On se souvient de ce récit absolument déglingué d'un homme qui se met en tête, après la mort de son neveu attardé - meurtre, suicide, accident ? -, de dresser et de faire voler un faucon.
Au regard de la biblio du maître sudiste, on ne peut s'empêcher de voir ce qui l'a intéressé, dans cette histoire : George Gattling, le héros, en butte à l'incompréhension de son entourage, choisit, obstinément, avec une rage froide, d'échapper à la pesanteur de son propre corps et à celle de son existence.
Sont présentes toutes les obsessions de l'écrivain et cette aura de mystère quasi organique qui entoure chacune de ses oeuvres. Entêtés, fous, les personnages veulent - au prix même de leur existence - dépasser les limites de leur propre enveloppe (par l'ingurgitation, dans Car ou Naked in Garden Hills, par la musculation, dans Body, par l'évanouissement dans le Roi du KO, ou bien par le dressage animal et l'envol comme c'est le cas ici).

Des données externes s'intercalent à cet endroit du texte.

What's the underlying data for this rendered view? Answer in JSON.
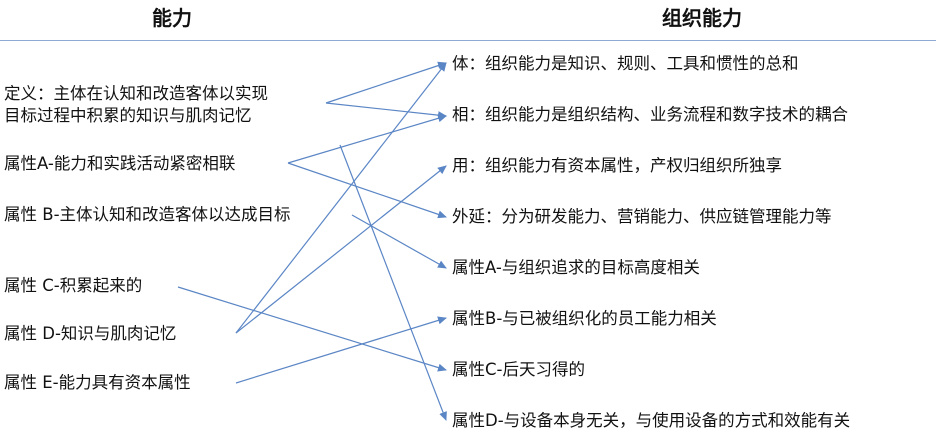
{
  "headers": {
    "left": "能力",
    "right": "组织能力"
  },
  "left_items": [
    "定义：主体在认知和改造客体以实现",
    "目标过程中积累的知识与肌肉记忆",
    "属性A-能力和实践活动紧密相联",
    "属性 B-主体认知和改造客体以达成目标",
    "属性 C-积累起来的",
    "属性 D-知识与肌肉记忆",
    "属性 E-能力具有资本属性"
  ],
  "right_items": [
    "体：组织能力是知识、规则、工具和惯性的总和",
    "相：组织能力是组织结构、业务流程和数字技术的耦合",
    "用：组织能力有资本属性，产权归组织所独享",
    "外延：分为研发能力、营销能力、供应链管理能力等",
    "属性A-与组织追求的目标高度相关",
    "属性B-与已被组织化的员工能力相关",
    "属性C-后天习得的",
    "属性D-与设备本身无关，与使用设备的方式和效能有关"
  ],
  "colors": {
    "arrow": "#5b86c5",
    "divider": "#8ea9d2",
    "text": "#111111"
  }
}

Bancal, foutraque, mais justement...

Le Faucon va Mourir ne déroge pas à la règle, mais le roman s'articule autour de plusieurs thèmes pas totalement aboutis (le deuil, l'expérience mystique...), ce qui, curieusement, hausse le bouquin au-dessus de ce qu'il aurait pu être s'il avait été plus soigné, moins viscéral et instinctif : un de ces livres gagnant à l'imperfection.
On y retrouvera - cerise sur le gâteau - l'humour si particulier de Crews porté à son point culminant. La scène où le prêtre chargé de l'enterrement du neveu tend un "piège" à George est, à ce titre, un passage à hurler de rire.
Gageons que ce film à petit budget qui, dit-on, respecte à la lettre la trame du roman (et, espérons-le, surtout son esprit), oeuvre de Julian Goldberger, amoureux fou de l'auteur, contentera un cercle plus large que celui des bienheureux comme lui.
Avec une sortie prévue dans seulement quatre salles de l'hexagone, la partie n'est pas gagnée. C'est justement pour cela qu'il faut aller voir ce film ( au casting : Paul Giamatti et Michael Pitt, qui, décidément, fait preuve d'un goût très sûr dans ses choix). Et surtout, il faut lire, relire et méditer Harry Crews. Il en va de votre santé mentale.

Crews aficionados

Le film sort officiellement ce 9 juillet, mais une séance exceptionnelle se tiendra le 10 au cinéma Le Lincoln (Paris XIII ème) à 16 heures. Elle sera présentée par un autre inconditionnel de Crews : Maxime Lachaud, auteur du récent et très remarquable "Harry Crews : un Maître du Grotesque".
Excellent ouvrage dans lequel il analyse en profondeur et avec exhaustivité l'oeuvre de l'Iroquois narquois.
On le sait, Harry Crews est un écrivain aussi confidentiel que ses fans sont zélés (on dit un "auteur culte", quand on veut être dans le coup). Pour ma part, j'en suis et, si ce n'est pas déjà fait, il ne tient qu'à vous de rejoindre le club des initiés.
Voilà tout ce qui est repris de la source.